The combination of face/eye recognition and AF-C was outstanding.
I was especially impressed when shooting in a grassy setting, where despite the fact that there was more grass in front of the subject, the eye recognition tracked the subject in focus so that hardly any of the photos were out of focus.
Unlike the overly crunchy and sharp focus, the lens seemed to have a “natural” focus.
What I consider “natural” perhaps is the beautiful gradation between the in-focus areas and the smooth blurring out of focus.
It is my impression that the extended dynamic range of the GFX100 II will greatly expand the range of expressiveness when shooting outdoors. The difference between bright and dark areas becomes even greater outdoors than it appears to the eye, and highlights tend to jump out too much while dark areas are often smothered.
The shot of her lying on the grass and the blazing sunset hitting her through the grass, despite the substantial difference in brightness and darkness, turned out to be exactly as I had imagined.
Perhaps the wide dynamic range gives us a sense of being closer to the human eye. I believe that the evolution of camera equipment will certainly expand the range of expression.
I would say that the combination with the GF55mmF1.7 R WR produces the unique expression that only a large sensor can offer. I saw this especially in the full-body shot. The natural and elegant bokeh in the background gives the photo a sense of depth, as if it were taken with a 4×5 camera.

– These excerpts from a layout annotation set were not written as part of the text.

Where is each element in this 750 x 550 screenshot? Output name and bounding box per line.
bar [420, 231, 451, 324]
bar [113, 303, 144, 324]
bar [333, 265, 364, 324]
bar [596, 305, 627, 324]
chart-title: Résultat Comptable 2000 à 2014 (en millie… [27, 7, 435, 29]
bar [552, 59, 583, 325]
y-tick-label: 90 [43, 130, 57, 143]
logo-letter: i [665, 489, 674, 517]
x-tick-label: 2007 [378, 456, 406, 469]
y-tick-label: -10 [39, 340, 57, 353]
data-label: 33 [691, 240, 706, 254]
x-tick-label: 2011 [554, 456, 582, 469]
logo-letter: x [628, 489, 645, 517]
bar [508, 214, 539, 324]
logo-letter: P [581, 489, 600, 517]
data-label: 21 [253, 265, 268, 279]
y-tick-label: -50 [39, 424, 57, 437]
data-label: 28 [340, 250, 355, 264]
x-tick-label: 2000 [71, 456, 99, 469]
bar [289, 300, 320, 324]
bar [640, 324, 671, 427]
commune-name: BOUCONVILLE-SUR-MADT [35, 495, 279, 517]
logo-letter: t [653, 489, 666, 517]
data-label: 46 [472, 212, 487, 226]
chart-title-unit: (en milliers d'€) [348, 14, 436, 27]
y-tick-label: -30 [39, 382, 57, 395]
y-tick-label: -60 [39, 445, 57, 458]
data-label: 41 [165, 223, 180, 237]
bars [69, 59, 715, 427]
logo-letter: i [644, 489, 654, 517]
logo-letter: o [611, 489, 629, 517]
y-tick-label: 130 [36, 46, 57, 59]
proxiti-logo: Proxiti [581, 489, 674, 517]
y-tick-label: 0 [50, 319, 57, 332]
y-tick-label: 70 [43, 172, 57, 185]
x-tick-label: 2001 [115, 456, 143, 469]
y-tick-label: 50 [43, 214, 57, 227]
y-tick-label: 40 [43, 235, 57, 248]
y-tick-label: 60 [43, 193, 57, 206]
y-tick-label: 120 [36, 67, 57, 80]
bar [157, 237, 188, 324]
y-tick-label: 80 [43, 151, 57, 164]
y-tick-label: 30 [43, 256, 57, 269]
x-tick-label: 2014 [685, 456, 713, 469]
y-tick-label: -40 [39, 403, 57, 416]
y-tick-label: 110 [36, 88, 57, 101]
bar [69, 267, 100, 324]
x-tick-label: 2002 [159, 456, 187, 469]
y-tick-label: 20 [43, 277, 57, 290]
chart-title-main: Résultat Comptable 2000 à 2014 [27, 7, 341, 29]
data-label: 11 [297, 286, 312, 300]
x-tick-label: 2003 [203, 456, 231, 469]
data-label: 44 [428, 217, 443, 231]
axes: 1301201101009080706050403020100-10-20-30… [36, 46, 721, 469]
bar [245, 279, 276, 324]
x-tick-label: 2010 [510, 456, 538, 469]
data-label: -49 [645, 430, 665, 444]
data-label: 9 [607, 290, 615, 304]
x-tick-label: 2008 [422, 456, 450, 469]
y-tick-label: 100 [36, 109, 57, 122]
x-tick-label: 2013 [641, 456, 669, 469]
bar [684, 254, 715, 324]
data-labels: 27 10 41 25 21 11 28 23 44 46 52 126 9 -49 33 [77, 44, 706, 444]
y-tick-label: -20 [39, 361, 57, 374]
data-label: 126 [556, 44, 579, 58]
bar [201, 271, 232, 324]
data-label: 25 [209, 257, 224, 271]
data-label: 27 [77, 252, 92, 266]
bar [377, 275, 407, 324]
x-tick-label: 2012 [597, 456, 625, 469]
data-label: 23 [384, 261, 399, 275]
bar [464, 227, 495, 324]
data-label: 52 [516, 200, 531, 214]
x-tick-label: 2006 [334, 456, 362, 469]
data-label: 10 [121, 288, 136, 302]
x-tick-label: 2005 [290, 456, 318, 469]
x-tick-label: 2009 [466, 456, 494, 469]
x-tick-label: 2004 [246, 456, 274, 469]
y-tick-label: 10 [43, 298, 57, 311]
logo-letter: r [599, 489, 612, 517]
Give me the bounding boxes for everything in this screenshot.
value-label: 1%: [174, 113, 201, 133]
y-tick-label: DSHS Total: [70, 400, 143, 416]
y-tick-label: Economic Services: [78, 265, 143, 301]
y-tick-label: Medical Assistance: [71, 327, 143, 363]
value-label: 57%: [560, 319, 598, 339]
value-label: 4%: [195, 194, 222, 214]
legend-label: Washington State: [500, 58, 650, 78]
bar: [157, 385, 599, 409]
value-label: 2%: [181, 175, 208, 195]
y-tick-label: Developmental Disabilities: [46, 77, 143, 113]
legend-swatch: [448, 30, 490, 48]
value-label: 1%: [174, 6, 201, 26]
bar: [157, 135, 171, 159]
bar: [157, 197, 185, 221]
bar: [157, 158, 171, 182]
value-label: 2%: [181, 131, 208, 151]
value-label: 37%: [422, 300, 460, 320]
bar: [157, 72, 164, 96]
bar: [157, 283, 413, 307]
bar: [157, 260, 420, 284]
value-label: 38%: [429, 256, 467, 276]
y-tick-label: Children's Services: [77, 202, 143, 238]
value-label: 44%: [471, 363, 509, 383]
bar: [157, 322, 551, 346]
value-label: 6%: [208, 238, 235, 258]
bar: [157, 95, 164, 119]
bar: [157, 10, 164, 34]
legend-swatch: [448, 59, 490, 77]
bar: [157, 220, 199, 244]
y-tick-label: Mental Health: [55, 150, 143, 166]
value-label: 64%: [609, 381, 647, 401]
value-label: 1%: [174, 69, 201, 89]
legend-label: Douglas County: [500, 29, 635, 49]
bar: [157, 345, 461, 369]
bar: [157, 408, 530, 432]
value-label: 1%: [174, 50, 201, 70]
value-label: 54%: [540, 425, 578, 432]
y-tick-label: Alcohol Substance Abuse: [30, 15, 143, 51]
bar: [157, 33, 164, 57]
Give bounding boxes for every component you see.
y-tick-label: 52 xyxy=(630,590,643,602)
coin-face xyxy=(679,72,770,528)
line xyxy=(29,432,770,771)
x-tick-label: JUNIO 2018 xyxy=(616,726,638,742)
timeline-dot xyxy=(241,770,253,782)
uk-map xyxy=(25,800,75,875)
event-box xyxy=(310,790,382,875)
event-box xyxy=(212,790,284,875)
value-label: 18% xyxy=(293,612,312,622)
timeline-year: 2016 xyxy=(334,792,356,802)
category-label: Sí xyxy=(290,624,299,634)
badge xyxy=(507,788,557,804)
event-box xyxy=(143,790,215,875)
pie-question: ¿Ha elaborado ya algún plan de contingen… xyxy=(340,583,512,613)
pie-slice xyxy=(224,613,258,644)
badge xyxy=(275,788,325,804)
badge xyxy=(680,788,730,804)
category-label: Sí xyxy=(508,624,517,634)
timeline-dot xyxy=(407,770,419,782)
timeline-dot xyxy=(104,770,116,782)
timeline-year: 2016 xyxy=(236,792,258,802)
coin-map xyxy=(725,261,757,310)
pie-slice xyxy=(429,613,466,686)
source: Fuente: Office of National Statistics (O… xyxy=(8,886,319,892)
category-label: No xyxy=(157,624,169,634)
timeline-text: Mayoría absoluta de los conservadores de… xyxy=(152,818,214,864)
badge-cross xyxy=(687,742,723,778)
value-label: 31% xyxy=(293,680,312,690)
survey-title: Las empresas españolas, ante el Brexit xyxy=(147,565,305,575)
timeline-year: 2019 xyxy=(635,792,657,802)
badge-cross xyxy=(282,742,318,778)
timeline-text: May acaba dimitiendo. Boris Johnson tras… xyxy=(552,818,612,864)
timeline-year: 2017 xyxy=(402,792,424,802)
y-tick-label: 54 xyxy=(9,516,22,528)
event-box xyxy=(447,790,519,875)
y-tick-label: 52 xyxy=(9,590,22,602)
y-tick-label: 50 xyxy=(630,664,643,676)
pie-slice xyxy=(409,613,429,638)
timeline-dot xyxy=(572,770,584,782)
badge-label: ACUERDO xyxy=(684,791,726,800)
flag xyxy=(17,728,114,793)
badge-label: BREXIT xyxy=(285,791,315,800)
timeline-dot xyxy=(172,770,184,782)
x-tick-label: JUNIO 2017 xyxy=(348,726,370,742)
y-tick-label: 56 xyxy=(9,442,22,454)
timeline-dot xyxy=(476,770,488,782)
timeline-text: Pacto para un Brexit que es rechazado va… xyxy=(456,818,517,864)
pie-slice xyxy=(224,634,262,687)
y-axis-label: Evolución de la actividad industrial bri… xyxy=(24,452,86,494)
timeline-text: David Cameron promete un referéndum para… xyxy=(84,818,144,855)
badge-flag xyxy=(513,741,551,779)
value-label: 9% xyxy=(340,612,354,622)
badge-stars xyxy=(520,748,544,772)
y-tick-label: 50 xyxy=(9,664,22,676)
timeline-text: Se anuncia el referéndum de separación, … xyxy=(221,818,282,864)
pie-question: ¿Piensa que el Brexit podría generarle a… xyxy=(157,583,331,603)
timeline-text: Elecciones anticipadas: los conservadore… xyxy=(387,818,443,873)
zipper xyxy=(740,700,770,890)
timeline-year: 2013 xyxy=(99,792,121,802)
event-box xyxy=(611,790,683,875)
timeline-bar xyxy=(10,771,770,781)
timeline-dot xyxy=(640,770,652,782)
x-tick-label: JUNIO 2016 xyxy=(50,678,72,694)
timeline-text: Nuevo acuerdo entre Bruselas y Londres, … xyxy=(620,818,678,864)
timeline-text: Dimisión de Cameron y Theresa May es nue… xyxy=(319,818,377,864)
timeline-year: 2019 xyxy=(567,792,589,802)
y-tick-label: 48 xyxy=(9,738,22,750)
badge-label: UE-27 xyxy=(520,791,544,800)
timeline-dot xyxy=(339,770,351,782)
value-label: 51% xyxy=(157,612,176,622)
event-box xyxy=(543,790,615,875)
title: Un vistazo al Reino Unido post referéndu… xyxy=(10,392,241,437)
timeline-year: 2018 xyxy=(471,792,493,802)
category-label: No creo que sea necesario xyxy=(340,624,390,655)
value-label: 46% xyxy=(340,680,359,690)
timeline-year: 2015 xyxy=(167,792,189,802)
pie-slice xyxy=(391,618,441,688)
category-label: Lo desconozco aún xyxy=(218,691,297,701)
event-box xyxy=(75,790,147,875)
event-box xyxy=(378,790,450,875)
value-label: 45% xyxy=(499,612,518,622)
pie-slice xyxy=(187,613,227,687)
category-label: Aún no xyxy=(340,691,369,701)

The F1.7 close-up is certainly beautiful, but I would personally like to try taking some more pulled shots using that focal length.
Only the combination of the GFX100 II and GF55mmF1.7 R WR, with the aperture set at F1.7 for most of the shots, was used both in the studio and on location for this project.
The design of the GFX100 II has changed drastically compared to the former GFX100, with a comfortable grip and hold, I was able to hold the camera for many hours on location without any problems.
The size of the GF55mmF1.7 R WR and the balance between the body are so well matched that I even feel a sense of adoration for carrying it around with me on a daily basis. 44mm on a 35mm equivalent scale, which is slightly wider than a standard lens, is also a pleasant length for snapshots.
This is a combination that I would recommend to both professionals and amateurs, and although it is slightly heavy to carry around your neck, you may want to consider carrying it in a small bag.
It will boost the quality of your snapshots up a number of levels.